Going into a new setting with a new historical character I like to work out at least one scenario of why. Why is the historical person there? Why are they talking to all these strangers? Why should these people listen to the oddly dressed individual? I think in almost every case it is possible to come up with some circumstance where the historical person would talk with a group about themselves.

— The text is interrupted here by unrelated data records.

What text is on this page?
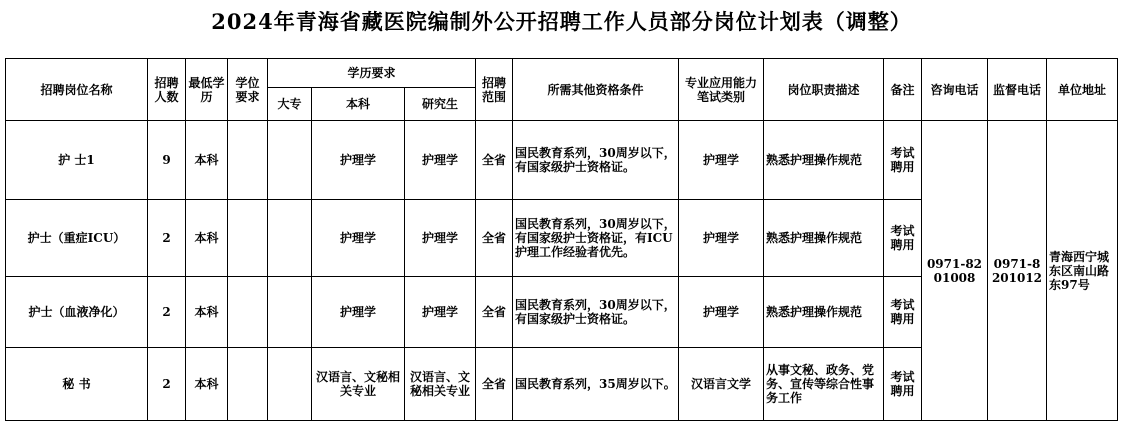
2024年青海省藏医院编制外公开招聘工作人员部分岗位计划表（调整）
招聘岗位名称	招聘人数	最低学历	学位要求	学历要求			招聘范围	所需其他资格条件	专业应用能力笔试类别	岗位职责描述	备注	咨询电话	监督电话	单位地址
				大专	本科	研究生								
护 士1	9	本科			护理学	护理学	全省	国民教育系列，30周岁以下，有国家级护士资格证。	护理学	熟悉护理操作规范	考试聘用	0971-8201008	0971-8201012	青海西宁城东区南山路东97号
护士（重症ICU）	2	本科			护理学	护理学	全省	国民教育系列，30周岁以下，有国家级护士资格证，有ICU护理工作经验者优先。	护理学	熟悉护理操作规范	考试聘用			
护士（血液净化）	2	本科			护理学	护理学	全省	国民教育系列，30周岁以下，有国家级护士资格证。	护理学	熟悉护理操作规范	考试聘用			
秘 书	2	本科			汉语言、文秘相关专业	汉语言、文秘相关专业	全省	国民教育系列，35周岁以下。	汉语言文学	从事文秘、政务、党务、宣传等综合性事务工作	考试聘用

I was recently in a classroom as Mrs. Shaprio, her daughter goes to school and she wanted to tell all these girls and boys who might know her Mollie about her own childhood. That one was easy. When in colonial clothes at the museum I am usually Mary Stavers Frasier, the tavern keeper’s daughter. I show people around the tavern as if they were visitors from out of town who might need a meal or a bed, that one is also easy. My newest costumed venture for the museum is in those same clothes, but I am portraying the tavern keeper’s wife, and I am in a modern classroom not in the tavern. I struggled with this one for a while, then remembered the story that made the whole thing fall into place. Mr. Stavers went to jail in the early months of 1777 over the actions of a revolutionary mob and the reactions of his slave. A trial!

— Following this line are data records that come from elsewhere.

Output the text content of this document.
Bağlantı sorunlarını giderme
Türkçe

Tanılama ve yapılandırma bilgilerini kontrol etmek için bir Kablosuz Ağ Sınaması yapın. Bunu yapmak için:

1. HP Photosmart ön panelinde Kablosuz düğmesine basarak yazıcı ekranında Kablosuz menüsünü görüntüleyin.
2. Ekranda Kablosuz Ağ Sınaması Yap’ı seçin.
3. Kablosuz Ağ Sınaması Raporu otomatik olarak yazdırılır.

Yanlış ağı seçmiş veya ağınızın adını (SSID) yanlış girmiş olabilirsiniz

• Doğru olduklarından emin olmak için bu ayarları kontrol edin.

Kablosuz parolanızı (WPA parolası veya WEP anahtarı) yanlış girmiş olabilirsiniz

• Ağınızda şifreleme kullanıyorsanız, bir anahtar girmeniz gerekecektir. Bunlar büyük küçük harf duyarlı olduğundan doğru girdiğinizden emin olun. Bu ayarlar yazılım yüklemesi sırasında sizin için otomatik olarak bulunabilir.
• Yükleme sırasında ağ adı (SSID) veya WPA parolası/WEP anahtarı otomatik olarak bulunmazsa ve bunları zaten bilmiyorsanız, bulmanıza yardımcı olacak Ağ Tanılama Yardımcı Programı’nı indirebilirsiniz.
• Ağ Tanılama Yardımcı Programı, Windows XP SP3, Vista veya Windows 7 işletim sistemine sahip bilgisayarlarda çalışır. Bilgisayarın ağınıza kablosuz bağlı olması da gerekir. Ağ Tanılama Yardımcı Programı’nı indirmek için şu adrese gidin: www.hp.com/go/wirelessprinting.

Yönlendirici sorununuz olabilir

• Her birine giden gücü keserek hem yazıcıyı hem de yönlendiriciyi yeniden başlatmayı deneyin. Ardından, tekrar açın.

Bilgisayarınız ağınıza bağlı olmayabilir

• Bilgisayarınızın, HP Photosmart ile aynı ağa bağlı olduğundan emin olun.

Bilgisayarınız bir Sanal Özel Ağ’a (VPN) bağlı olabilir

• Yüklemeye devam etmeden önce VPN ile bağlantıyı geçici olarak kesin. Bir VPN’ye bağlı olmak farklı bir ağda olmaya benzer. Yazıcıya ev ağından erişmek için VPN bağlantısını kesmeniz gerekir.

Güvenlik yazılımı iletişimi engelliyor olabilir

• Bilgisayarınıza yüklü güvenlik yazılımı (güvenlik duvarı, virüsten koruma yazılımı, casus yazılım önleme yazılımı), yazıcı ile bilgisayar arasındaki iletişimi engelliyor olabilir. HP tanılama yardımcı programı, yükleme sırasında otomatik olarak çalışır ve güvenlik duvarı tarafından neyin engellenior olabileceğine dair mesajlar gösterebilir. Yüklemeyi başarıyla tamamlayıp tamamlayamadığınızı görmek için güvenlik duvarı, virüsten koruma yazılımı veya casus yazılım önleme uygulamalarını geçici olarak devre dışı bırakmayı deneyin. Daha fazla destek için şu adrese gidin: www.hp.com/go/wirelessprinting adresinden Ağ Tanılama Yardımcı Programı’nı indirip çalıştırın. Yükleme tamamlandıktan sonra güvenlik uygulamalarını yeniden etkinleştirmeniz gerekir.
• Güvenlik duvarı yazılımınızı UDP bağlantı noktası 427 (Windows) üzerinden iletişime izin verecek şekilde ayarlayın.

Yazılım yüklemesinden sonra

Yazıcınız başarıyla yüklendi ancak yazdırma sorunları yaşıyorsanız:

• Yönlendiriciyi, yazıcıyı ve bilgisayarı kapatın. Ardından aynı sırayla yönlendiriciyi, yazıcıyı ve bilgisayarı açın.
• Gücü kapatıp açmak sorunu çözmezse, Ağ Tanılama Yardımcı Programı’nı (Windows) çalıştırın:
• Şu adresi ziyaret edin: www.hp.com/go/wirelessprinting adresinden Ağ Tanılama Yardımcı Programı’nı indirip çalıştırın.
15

Trials reenacted in the classroom are a fairly well established teaching model, in fact the National Museum of American History (Smithsonian Institution) recently blogged about it here. Of course it helps if the students have some time to prepare, but even without specific preparation kids know about criminal trials, they are just as titillated by the crime stories as adults watching America’s Most Wanted. Controversy is always a good place to start, and it gives me a reason to over share and them a reason to ask questions. Win!

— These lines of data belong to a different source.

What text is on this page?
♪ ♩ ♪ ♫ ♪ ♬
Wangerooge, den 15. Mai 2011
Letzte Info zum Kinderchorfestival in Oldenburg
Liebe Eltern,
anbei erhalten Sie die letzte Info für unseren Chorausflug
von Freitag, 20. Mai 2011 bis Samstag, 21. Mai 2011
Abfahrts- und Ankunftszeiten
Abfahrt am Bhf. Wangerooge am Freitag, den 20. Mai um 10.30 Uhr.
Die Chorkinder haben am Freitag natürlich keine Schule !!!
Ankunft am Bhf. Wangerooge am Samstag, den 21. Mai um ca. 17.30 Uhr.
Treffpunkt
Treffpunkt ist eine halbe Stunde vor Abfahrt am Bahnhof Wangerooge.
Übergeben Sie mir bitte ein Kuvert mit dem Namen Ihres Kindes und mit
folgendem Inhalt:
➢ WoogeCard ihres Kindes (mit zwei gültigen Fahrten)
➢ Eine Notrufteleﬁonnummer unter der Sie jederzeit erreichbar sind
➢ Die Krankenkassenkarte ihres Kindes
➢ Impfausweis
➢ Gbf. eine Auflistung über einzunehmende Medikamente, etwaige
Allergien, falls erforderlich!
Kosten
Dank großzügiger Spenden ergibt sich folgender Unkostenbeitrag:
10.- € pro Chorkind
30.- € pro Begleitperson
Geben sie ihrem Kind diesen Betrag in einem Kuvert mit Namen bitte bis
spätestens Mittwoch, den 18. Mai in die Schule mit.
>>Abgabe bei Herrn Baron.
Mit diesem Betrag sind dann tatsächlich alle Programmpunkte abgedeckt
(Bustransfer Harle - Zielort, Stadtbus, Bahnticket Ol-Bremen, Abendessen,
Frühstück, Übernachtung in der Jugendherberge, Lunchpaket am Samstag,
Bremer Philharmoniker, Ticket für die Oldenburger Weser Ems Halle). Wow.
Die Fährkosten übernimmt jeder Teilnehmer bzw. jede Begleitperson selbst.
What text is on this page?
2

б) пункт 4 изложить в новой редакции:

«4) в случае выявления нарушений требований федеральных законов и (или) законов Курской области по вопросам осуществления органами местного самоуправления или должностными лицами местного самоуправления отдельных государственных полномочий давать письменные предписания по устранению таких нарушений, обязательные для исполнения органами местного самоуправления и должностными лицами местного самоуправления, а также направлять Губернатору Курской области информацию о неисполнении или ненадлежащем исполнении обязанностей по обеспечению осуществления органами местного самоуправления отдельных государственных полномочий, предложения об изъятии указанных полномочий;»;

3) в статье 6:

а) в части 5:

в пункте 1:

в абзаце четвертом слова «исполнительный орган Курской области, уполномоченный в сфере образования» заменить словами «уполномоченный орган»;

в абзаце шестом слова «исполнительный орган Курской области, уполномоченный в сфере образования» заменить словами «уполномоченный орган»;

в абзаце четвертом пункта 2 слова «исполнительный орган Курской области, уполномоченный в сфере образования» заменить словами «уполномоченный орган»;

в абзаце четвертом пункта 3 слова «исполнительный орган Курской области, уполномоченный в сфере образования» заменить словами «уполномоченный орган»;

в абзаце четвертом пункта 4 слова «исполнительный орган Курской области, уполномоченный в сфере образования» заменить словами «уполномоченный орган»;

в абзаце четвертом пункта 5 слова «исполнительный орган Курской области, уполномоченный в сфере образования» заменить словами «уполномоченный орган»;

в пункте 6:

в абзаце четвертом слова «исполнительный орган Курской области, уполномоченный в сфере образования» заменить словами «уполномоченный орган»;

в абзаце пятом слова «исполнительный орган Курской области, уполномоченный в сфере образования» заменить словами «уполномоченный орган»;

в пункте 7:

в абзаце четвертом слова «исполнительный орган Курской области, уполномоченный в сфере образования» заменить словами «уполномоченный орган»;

So that was how I started: My husband is in jail, he will go before the magistrates, but I will tell you what I saw (I was there) and the reasons why my husband needs to come home. I told them about the war for independence and why some of us do not believe going to war was a good idea. Why a drunken mob tried to pull down the sign at our tavern, and when the Stavers’ slave stopped the mob why Mr. Stavers was punished. I told them about all the different functions a tavern fulfils in our community, and gave them little sachets of dried mint to keep the bugs out of their luggage when they go traveling.
Last week the classroom visits were fantastic. The kids did not know a lot about the Revolutionary war, but they had been taught how to think so they made good connections and asked fantastic questions. I don’t hold high expectations of the next group of kids, but the museum has provided me with a lot of props and visual aides, and the juicy bits of the trial can usually keep their attention for at least a little while.